The case for Davis — now and, if his team sustains its high level of play, later — should include some very important (but very different) intangibles, too.
First, a huge part of great coaching is great teaching, especially the kind that translates well from the practice court to game day. When players learn and digest important concepts well enough to implement them consistently, their team inevitably improves, and that reflects well on the entire coaching staff.
About a month ago, when the Tar Heels were coming off back-to-back losses to UConn and Kentucky, they were not defending or rebounding at a high level. Davis even called his players out publicly for their lack of intensity on the boards, and privately the Heels spent a lot of practice time on both areas.
One month later, UNC has elevated its defense and rebounding to the point where the Tar Heels are, statistically, among the most well-balanced teams in the entire country.
According to the efficiency statistics at KenPom.com, only five teams rank among the “Sweet 16” on both offense and defense: #3 Carolina, #5 Houston (15-2), #12 Arizona (13-4), #13 Auburn (15-2) and #20 BYU (14-3). #2 Purdue (16-2) and #6 Tennessee (13-4) are the only other teams at or near both thresholds.

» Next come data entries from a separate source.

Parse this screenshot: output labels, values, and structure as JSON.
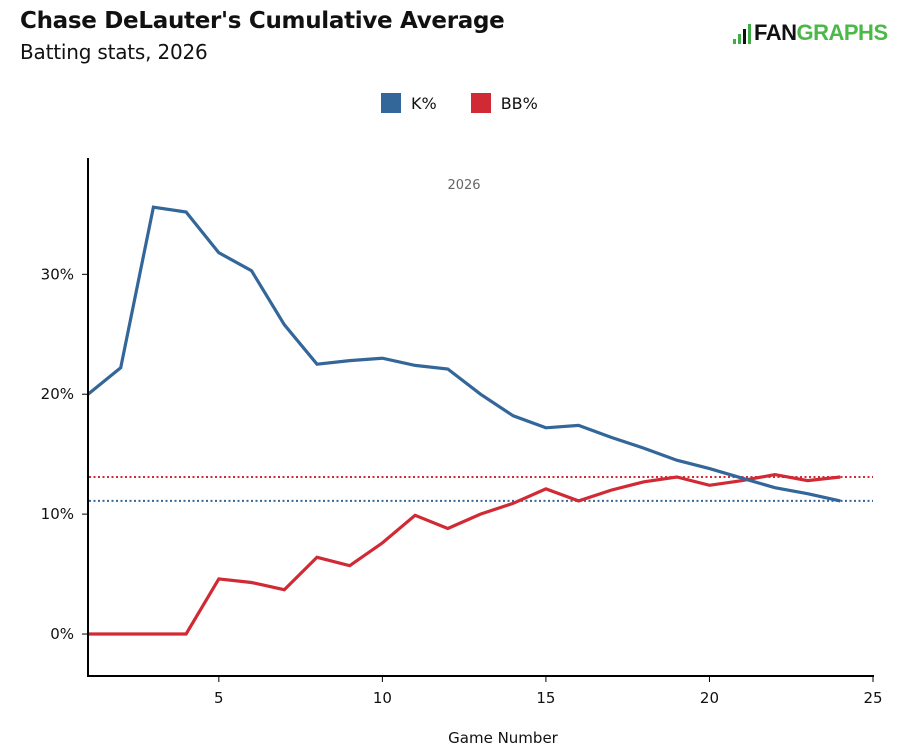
{
  "header": {
    "title": "Chase DeLauter's Cumulative Average",
    "subtitle": "Batting stats, 2026",
    "logo_text_dark": "FAN",
    "logo_text_green": "GRAPHS"
  },
  "colors": {
    "k_pct": "#336699",
    "bb_pct": "#d12a35",
    "logo_green": "#4cb848"
  },
  "chart_data": {
    "type": "line",
    "title": "Chase DeLauter's Cumulative Average",
    "subtitle": "Batting stats, 2026",
    "panel_label": "2026",
    "xlabel": "Game Number",
    "ylabel": "",
    "xlim": [
      1,
      25
    ],
    "ylim": [
      -3.5,
      39.7
    ],
    "x_ticks": [
      5,
      10,
      15,
      20,
      25
    ],
    "y_ticks": [
      0,
      10,
      20,
      30
    ],
    "y_tick_labels": [
      "0%",
      "10%",
      "20%",
      "30%"
    ],
    "grid": false,
    "legend_position": "top-center",
    "x": [
      1,
      2,
      3,
      4,
      5,
      6,
      7,
      8,
      9,
      10,
      11,
      12,
      13,
      14,
      15,
      16,
      17,
      18,
      19,
      20,
      21,
      22,
      23,
      24
    ],
    "series": [
      {
        "name": "K%",
        "color": "#336699",
        "values": [
          20.0,
          22.2,
          35.6,
          35.2,
          31.8,
          30.3,
          25.8,
          22.5,
          22.8,
          23.0,
          22.4,
          22.1,
          20.0,
          18.2,
          17.2,
          17.4,
          16.4,
          15.5,
          14.5,
          13.8,
          13.0,
          12.2,
          11.7,
          11.1
        ],
        "reference_line": 11.1
      },
      {
        "name": "BB%",
        "color": "#d12a35",
        "values": [
          0,
          0,
          0,
          0,
          4.6,
          4.3,
          3.7,
          6.4,
          5.7,
          7.6,
          9.9,
          8.8,
          10.0,
          10.9,
          12.1,
          11.1,
          12.0,
          12.7,
          13.1,
          12.4,
          12.8,
          13.3,
          12.8,
          13.1
        ],
        "reference_line": 13.1
      }
    ]
  }
}
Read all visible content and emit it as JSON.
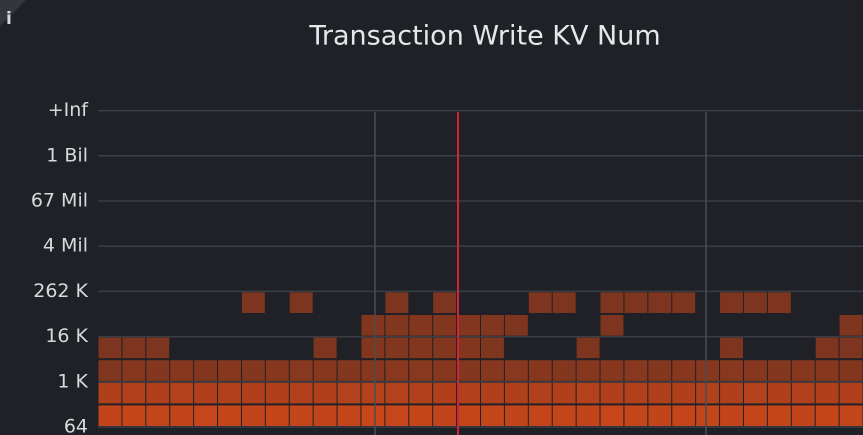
{
  "info_icon": "i",
  "chart_data": {
    "type": "heatmap",
    "title": "Transaction Write KV Num",
    "rows": [
      "64",
      null,
      "1 K",
      null,
      "16 K",
      null,
      "262 K",
      null,
      "4 Mil",
      null,
      "67 Mil",
      null,
      "1 Bil",
      null,
      "+Inf"
    ],
    "color": "#c8461a",
    "grid": true,
    "values": [
      [
        40,
        42,
        41,
        40,
        43,
        41,
        40,
        42,
        41,
        40,
        42,
        44,
        43,
        41,
        40,
        42,
        41,
        40,
        42,
        41,
        40,
        43,
        41,
        40,
        42,
        41,
        40,
        42,
        41,
        40,
        42,
        41
      ],
      [
        30,
        31,
        30,
        32,
        30,
        31,
        30,
        30,
        31,
        30,
        32,
        33,
        32,
        31,
        30,
        31,
        30,
        30,
        31,
        30,
        32,
        30,
        31,
        30,
        30,
        31,
        30,
        32,
        30,
        31,
        30,
        30
      ],
      [
        3,
        6,
        5,
        6,
        4,
        6,
        5,
        6,
        7,
        6,
        5,
        6,
        8,
        7,
        6,
        5,
        6,
        7,
        6,
        5,
        6,
        6,
        7,
        5,
        6,
        6,
        7,
        6,
        5,
        6,
        6,
        4
      ],
      [
        1,
        1,
        1,
        0,
        0,
        0,
        0,
        0,
        0,
        1,
        0,
        4,
        4,
        4,
        4,
        4,
        2,
        0,
        0,
        0,
        1,
        0,
        0,
        0,
        0,
        0,
        1,
        0,
        0,
        0,
        1,
        1
      ],
      [
        0,
        0,
        0,
        0,
        0,
        0,
        0,
        0,
        0,
        0,
        0,
        4,
        4,
        4,
        4,
        4,
        3,
        1,
        0,
        0,
        0,
        1,
        0,
        0,
        0,
        0,
        0,
        0,
        0,
        0,
        0,
        2
      ],
      [
        0,
        0,
        0,
        0,
        0,
        0,
        1,
        0,
        1,
        0,
        0,
        0,
        1,
        0,
        1,
        0,
        0,
        0,
        1,
        1,
        0,
        1,
        1,
        1,
        1,
        0,
        1,
        1,
        1,
        0,
        0,
        0
      ],
      [
        0,
        0,
        0,
        0,
        0,
        0,
        0,
        0,
        0,
        0,
        0,
        0,
        0,
        0,
        0,
        0,
        0,
        0,
        0,
        0,
        0,
        0,
        0,
        0,
        0,
        0,
        0,
        0,
        0,
        0,
        0,
        0
      ],
      [
        0,
        0,
        0,
        0,
        0,
        0,
        0,
        0,
        0,
        0,
        0,
        0,
        0,
        0,
        0,
        0,
        0,
        0,
        0,
        0,
        0,
        0,
        0,
        0,
        0,
        0,
        0,
        0,
        0,
        0,
        0,
        0
      ],
      [
        0,
        0,
        0,
        0,
        0,
        0,
        0,
        0,
        0,
        0,
        0,
        0,
        0,
        0,
        0,
        0,
        0,
        0,
        0,
        0,
        0,
        0,
        0,
        0,
        0,
        0,
        0,
        0,
        0,
        0,
        0,
        0
      ],
      [
        0,
        0,
        0,
        0,
        0,
        0,
        0,
        0,
        0,
        0,
        0,
        0,
        0,
        0,
        0,
        0,
        0,
        0,
        0,
        0,
        0,
        0,
        0,
        0,
        0,
        0,
        0,
        0,
        0,
        0,
        0,
        0
      ],
      [
        0,
        0,
        0,
        0,
        0,
        0,
        0,
        0,
        0,
        0,
        0,
        0,
        0,
        0,
        0,
        0,
        0,
        0,
        0,
        0,
        0,
        0,
        0,
        0,
        0,
        0,
        0,
        0,
        0,
        0,
        0,
        0
      ],
      [
        0,
        0,
        0,
        0,
        0,
        0,
        0,
        0,
        0,
        0,
        0,
        0,
        0,
        0,
        0,
        0,
        0,
        0,
        0,
        0,
        0,
        0,
        0,
        0,
        0,
        0,
        0,
        0,
        0,
        0,
        0,
        0
      ],
      [
        0,
        0,
        0,
        0,
        0,
        0,
        0,
        0,
        0,
        0,
        0,
        0,
        0,
        0,
        0,
        0,
        0,
        0,
        0,
        0,
        0,
        0,
        0,
        0,
        0,
        0,
        0,
        0,
        0,
        0,
        0,
        0
      ],
      [
        0,
        0,
        0,
        0,
        0,
        0,
        0,
        0,
        0,
        0,
        0,
        0,
        0,
        0,
        0,
        0,
        0,
        0,
        0,
        0,
        0,
        0,
        0,
        0,
        0,
        0,
        0,
        0,
        0,
        0,
        0,
        0
      ],
      [
        0,
        0,
        0,
        0,
        0,
        0,
        0,
        0,
        0,
        0,
        0,
        0,
        0,
        0,
        0,
        0,
        0,
        0,
        0,
        0,
        0,
        0,
        0,
        0,
        0,
        0,
        0,
        0,
        0,
        0,
        0,
        0
      ]
    ]
  }
}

Another factor that should work in Davis’ favor, if the Tar Heels’ success continues, is the reality that every experienced player in his 2024 rotation endured something extremely negative on the court last season. Just as success can beget success, failure can beget failure.
UNC veterans Armando Bacot and RJ Davis — just last year — played central roles in one of the most disappointing seasons in Carolina’s storied history. Transfer Harrison Ingram never experienced a winning record, or a single postseason game, during his two years at Stanford. Transfer Cormac Ryan suffered through an 11-21 season, a 14th-place ACC finish and the departure of his coach last year at Notre Dame. Transfer Jae’Lyn Withers started at Louisville for the past three seasons, during which he witnessed a coaching change and (last year) played on one of the worst teams (4-28) in program history. Transfer Paxson Wojcik lost more games than he won during his past two seasons as a starter for Brown.
Nevertheless, those same guys are winning — a lot — in the immediate aftermath of those psychological scars and sometimes-extreme disappointments. That’s a credit to those players, for sure, but as their leader, Davis deserves an enormous amount of credit, too.